Non, ce n’est pas George W. Bush qui assène cette dure vérité, ni feu Oussama ben Laden, encore moins l’auteur du décrié Innocence of Muslims, condamné le 8 novembre à un an de prison pour violation de sa liberté conditionnelle dans une affaire d'escroquerie bancaire.
C’est l’écrivain américain Don DeLillo, dix ans avant les attentats du 11 septembre 2001, dans une interview livrée au New York Times à propos de son roman Mao II, inspiré de la fatwa de l’ayatollah Khomeiny contre l’écrivain Salman Rushdie. «Il n’y a pas longtemps, un romancier pouvait croire qu’il pouvait influencer notre conscience de la terreur», se rappelait-il, comme d’un temps disparu à jamais.
Terroristes 1-0 artistes
«Comme le note DeLillo, aujourd’hui l’écrivain est battu sans conteste parce que les médias utilisent les actes terroristes pour créer des récits puissants qu’aucun écrivain ne peut concurrencer», le complète Boris Groys dans l’article The Fate of Art in the Age of Terror (Le sort de l’art à l’ère de la terreur), rédigé en marge de l’exposition «The Aesthetic of Terror» («L’esthétique de la Terreur»).

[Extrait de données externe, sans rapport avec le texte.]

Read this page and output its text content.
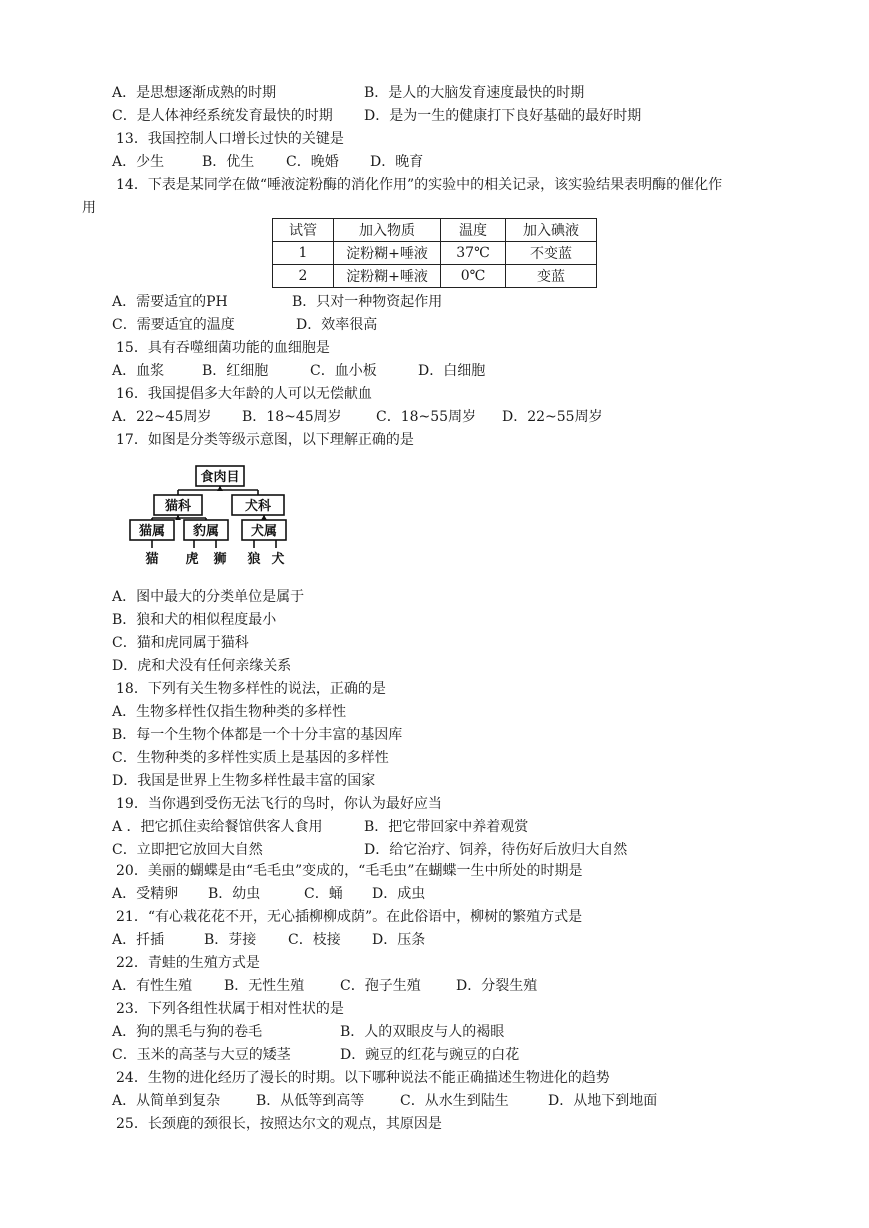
A．是思想逐渐成熟的时期	B．是人的大脑发育速度最快的时期
C．是人体神经系统发育最快的时期 D．是为一生的健康打下良好基础的最好时期
13．我国控制人口增长过快的关键是
A．少生	B．优生 C．晚婚 D．晚育
14．下表是某同学在做“唾液淀粉酶的消化作用”的实验中的相关记录，该实验结果表明酶的催化作
用
试管	加入物质	温度	加入碘液
1	淀粉糊+唾液	37℃	不变蓝
2	淀粉糊+唾液	0℃	变蓝
A．需要适宜的PH	B．只对一种物资起作用
C．需要适宜的温度	D．效率很高
15．具有吞噬细菌功能的血细胞是
A．血浆	B．红细胞	C．血小板	D．白细胞
16．我国提倡多大年龄的人可以无偿献血
A．22~45周岁 B．18~45周岁 C．18~55周岁 D．22~55周岁
17．如图是分类等级示意图，以下理解正确的是
食肉目
猫科	犬科
猫属 豹属 犬属
猫 虎 狮 狼 犬
A．图中最大的分类单位是属于
B．狼和犬的相似程度最小
C．猫和虎同属于猫科
D．虎和犬没有任何亲缘关系
18．下列有关生物多样性的说法，正确的是
A．生物多样性仅指生物种类的多样性
B．每一个生物个体都是一个十分丰富的基因库
C．生物种类的多样性实质上是基因的多样性
D．我国是世界上生物多样性最丰富的国家
19．当你遇到受伤无法飞行的鸟时，你认为最好应当
A ．把它抓住卖给餐馆供客人食用	B．把它带回家中养着观赏
C．立即把它放回大自然	D．给它治疗、饲养，待伤好后放归大自然
20．美丽的蝴蝶是由“毛毛虫”变成的，“毛毛虫”在蝴蝶一生中所处的时期是
A．受精卵 B．幼虫	C．蛹 D．成虫
21．“有心栽花花不开，无心插柳柳成荫”。在此俗语中，柳树的繁殖方式是
A．扦插	B．芽接 C．枝接 D．压条
22．青蛙的生殖方式是
A．有性生殖 B．无性生殖	C．孢子生殖	D．分裂生殖
23．下列各组性状属于相对性状的是
A．狗的黑毛与狗的卷毛	B．人的双眼皮与人的褐眼
C．玉米的高茎与大豆的矮茎	D．豌豆的红花与豌豆的白花
24．生物的进化经历了漫长的时期。以下哪种说法不能正确描述生物进化的趋势
A．从简单到复杂	B．从低等到高等	C．从水生到陆生	D．从地下到地面
25．长颈鹿的颈很长，按照达尔文的观点，其原因是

Quoi, les écrivains et les terroristes, des concurrents? Pire, «ce genre de rivalité est encore plus évidente dans le cas de l’artiste. L’artiste contemporain use les mêmes médias que le terroriste: photographie, vidéo, film. Et il est clair que l’artiste ne peut pas concurrencer le terroriste sur le terrain du geste radical», poursuit le philosophe allemand, qui affirme que l’«on connaît tous Oussama ben Laden en tant qu’artiste en premier lieu».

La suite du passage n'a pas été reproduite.